A total of 35 people ranging in age from high schoolers to late 50s took part in the weeklong experience dubbed “Alive in NY.” For many participants, it was a life-changing experience that strengthened their faith and gave them a vision of how they can minister in their own community.
“We all came in with some preconceived notions of what homelessness in New York City was going to look like, and I think by the end of the week we had a different image of what it actually was,” said Aaron Bainbridge, a recent college graduate.
For Jana Vander Laan, who was joined on the trip by her 15-year-old son, Trenton, it was her first mission trip. She came away inspired by the people she met who work in the shelters and soup kitchens.
“They get up and do this day after day after day because they love the people of New York,” Vander Laan said. “They love their communities that they work in. They have such a big heart for every single person.”
This is the third intergenerational mission trip Alive has put together.

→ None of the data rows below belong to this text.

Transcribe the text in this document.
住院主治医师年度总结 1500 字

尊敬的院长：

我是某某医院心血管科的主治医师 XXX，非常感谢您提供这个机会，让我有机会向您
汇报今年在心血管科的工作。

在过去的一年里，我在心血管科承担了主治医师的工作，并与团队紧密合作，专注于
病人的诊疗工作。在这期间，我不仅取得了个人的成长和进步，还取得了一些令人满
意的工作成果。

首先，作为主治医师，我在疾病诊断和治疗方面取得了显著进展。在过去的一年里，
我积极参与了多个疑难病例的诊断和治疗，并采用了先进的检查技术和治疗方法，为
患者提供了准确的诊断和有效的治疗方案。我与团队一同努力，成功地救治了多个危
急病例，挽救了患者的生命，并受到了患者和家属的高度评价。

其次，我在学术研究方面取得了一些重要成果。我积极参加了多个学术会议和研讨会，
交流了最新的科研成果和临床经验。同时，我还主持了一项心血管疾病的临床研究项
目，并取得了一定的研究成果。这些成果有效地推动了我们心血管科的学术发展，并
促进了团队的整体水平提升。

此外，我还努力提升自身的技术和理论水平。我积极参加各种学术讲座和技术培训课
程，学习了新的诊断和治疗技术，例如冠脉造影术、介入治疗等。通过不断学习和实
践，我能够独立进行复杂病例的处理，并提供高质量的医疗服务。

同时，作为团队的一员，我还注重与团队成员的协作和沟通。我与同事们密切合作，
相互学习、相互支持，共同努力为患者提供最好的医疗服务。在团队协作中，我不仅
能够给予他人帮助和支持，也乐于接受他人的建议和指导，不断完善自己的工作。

According to Carrie Rodgers, the church’s college and young adult discipleship director, these experiences provide rich opportunities that might not be found in a similar experience limited to high school or college students.
“The depth of conversation, of life experience, of faith journeys, can all come together in a way where everyone is getting to learn from each other, be inspired by one another, and be challenged by one another,” Rodgers said.
College student Danielle Paquette, who also was on a mission trip for the first time, said the experience opened her eyes to similar needs back home. “It helped us realize we can love our neighbor, no matter where we are, and we can translate that back into our own community,” she said.